Attacking Trump as a “Fake Billionaire” Is a Dead End
The real scandal isn’t that Donald Trump is secretly poor — it’s that our system let such an obvious fraud get so rich.
At long last, the elusive Donald Trump tax returns have become public thanks to a lengthy weekend exposé published by the New York Times.
In a big picture sense, the reporting simply confirms much of what we already knew: Donald Trump is a serial fraud and grifter whose swaggering New York tycoon schtick is more mirage than reality. Beneath the glitzy image Trump crafted through decades of media harlotry was a teetering commercial empire hemorrhaging money every year.
And, of course, he paid almost no federal income tax.
The latter point, which is almost certainly the highlight of the Times’ exposé, shouldn’t come as a surprise. In 2016 Trump openly boasted to ABC’s George Stephanopoulos, “I fight very hard to pay as little tax as possible.” Nonetheless, the newly released numbers paint an astonishing portrait of how the president has leveraged the morass of the US tax code to make his bill so jaw-droppingly tiny that some Times readers probably did a double take upon reading. Trump paid only $750 in federal income tax in 2016 and 2017, having paid nothing at all in ten of the previous fifteen years — incurring losses that actually helped him reduce his bill.
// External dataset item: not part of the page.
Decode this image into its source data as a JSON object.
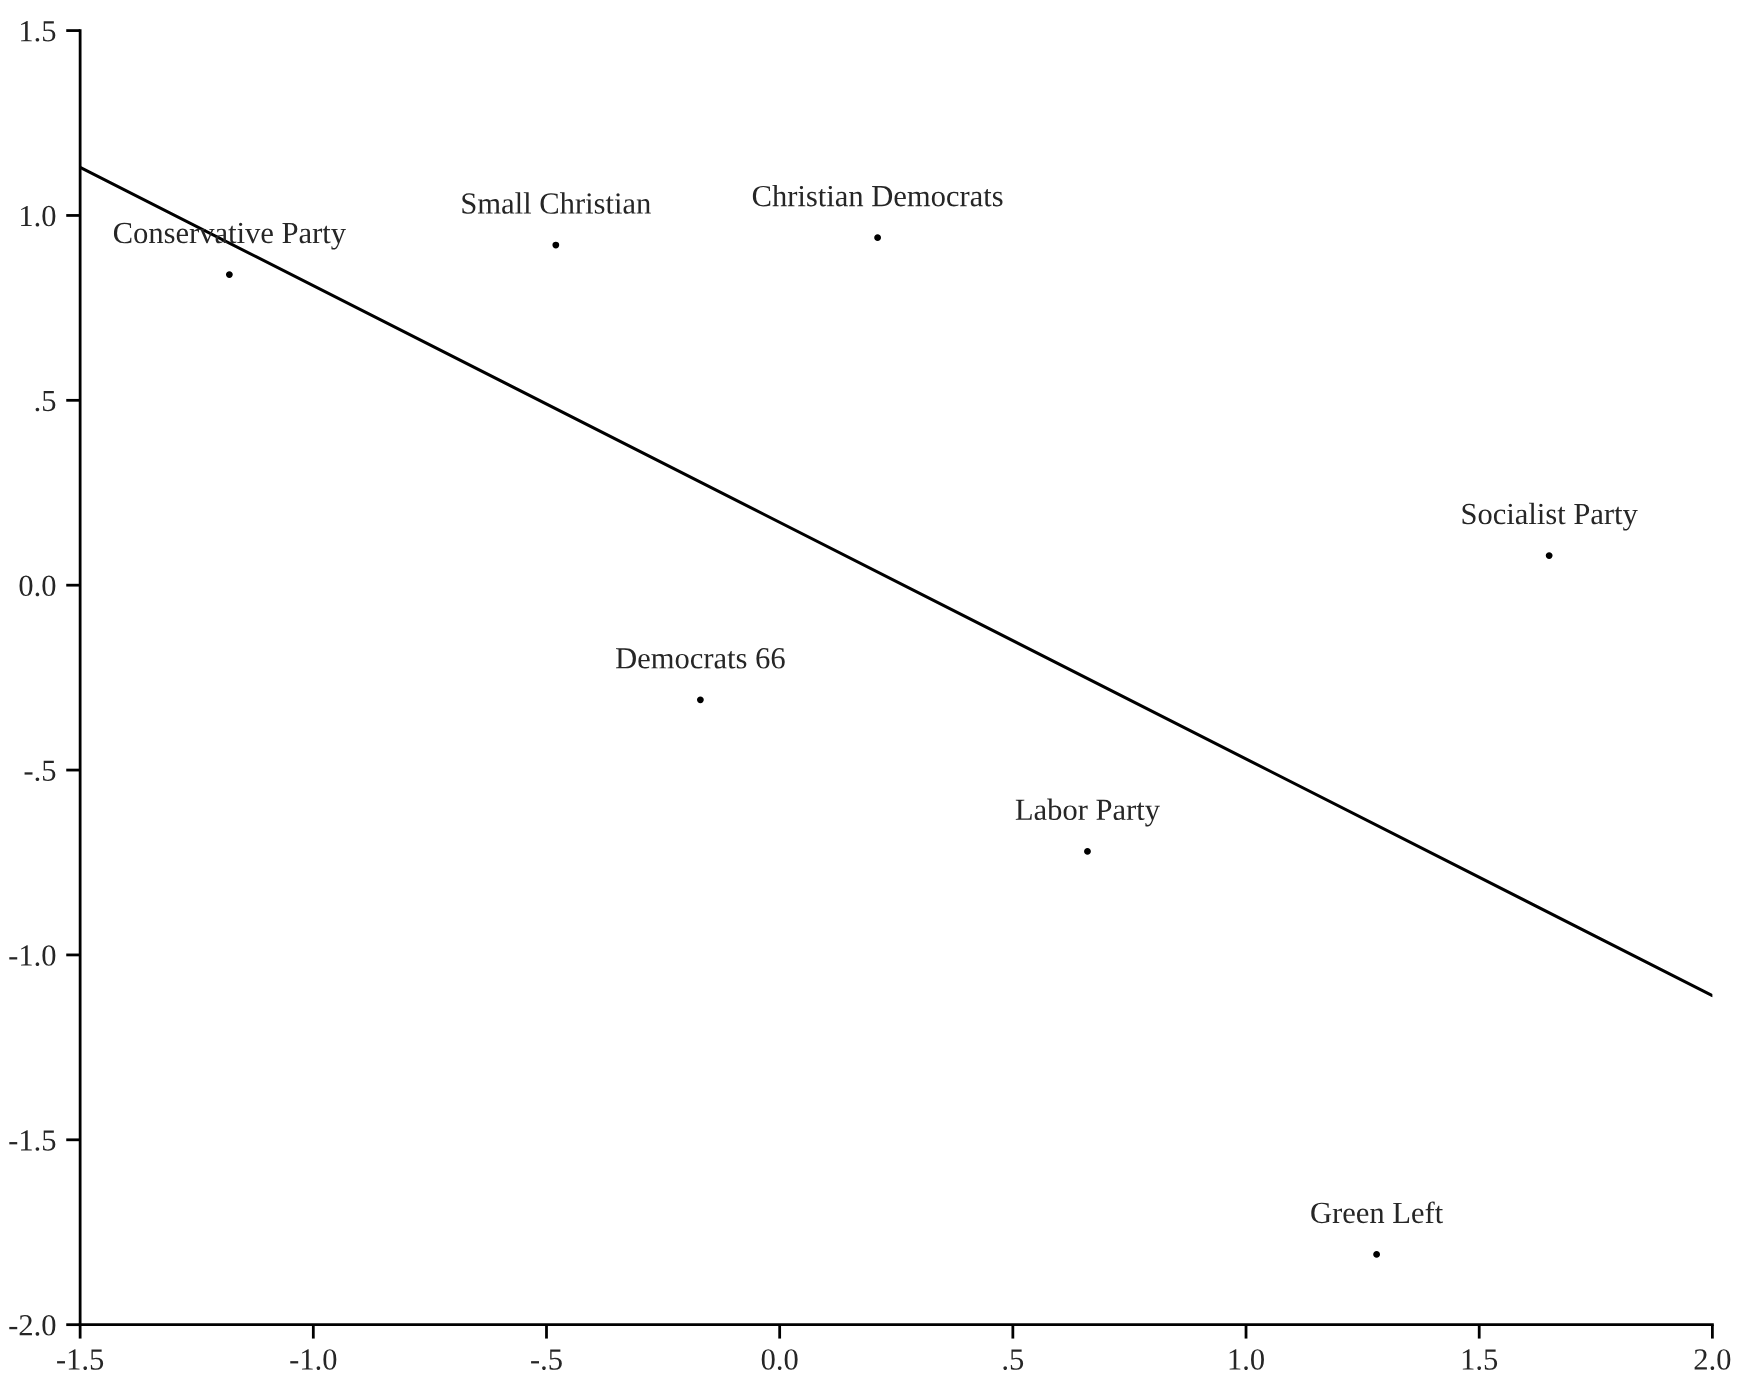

One doesn’t have to be an expert in the finer points of tax law to think there’s something amiss about a billionaire business mogul paying less on their income than a nurse or grocery store clerk. Unless you have blue blood, much of the financial alchemy practiced by Trump, as documented by the Times, simply defies belief — the revelation that at least one of his children (Ivanka Trump) was paid “consulting fees” that reduced the family’s overall tax bill being a particularly egregious example.
Trump, however, is certainly no anomaly among America’s ultrarich — the US tax code being riddled with loopholes and exemptions for the exorbitantly wealthy, many of which became law thanks to bipartisan buy-in. No one put it better than the Huffington Post’s Zach Carter, who noted that the Trump family is a microcosm for what the US tax code creates by its very design: “An incompetent, intergenerational graft that [the] government rewards for draining the nation’s resources and destroying social value.” Indeed, if there were ever a walking case for the imposition of a 100 percent inheritance tax, it would have to be named Donald Trump.
Containing a dearth of revelations about the president’s alleged ties to Russia, the Times report may have been a disappointment to some liberal readers hoping the returns might be a smoking gun (speculation on this possibility having been absolutely rampant since 2016). Nonetheless, it’s created ample fodder for predictable gloating about the scale of his wealth being less than he’s implied.
This line of attack, which has recurred in one form or another since Trump first announced his candidacy in 2015, has a certain obvious logic. The image he’s built his reputation on, after all, manifestly is a fraud, and it’s that very image which he leveraged to win the last presidential election.
The thing is: Trump is still exorbitantly wealthy, and his grift is in many ways the same one practiced by plenty of America’s ultrarich, albeit to varying degrees. In 2016, Democrats couldn’t resist the urge to make Trump’s status as a “fake billionaire” a part of their overall message — even trotting out a retinue of supposedly more deserving plutocrats to endorse Hillary Clinton. If anything, it only served to underscore the gilded character of the Democratic campaign and aid Trump in his bogus effort to present himself as a populist taking on the nation’s elites.
Contrary to what some viral hashtags suggest, the scandal has never been that Donald Trump is secretly poor, but rather that the American system could allow such a fraud to become so rich. The president is a wealthy con artist, not a fake billionaire. Anyone who wants to see him beaten on November 3 should start trying the former and retire the latter for good.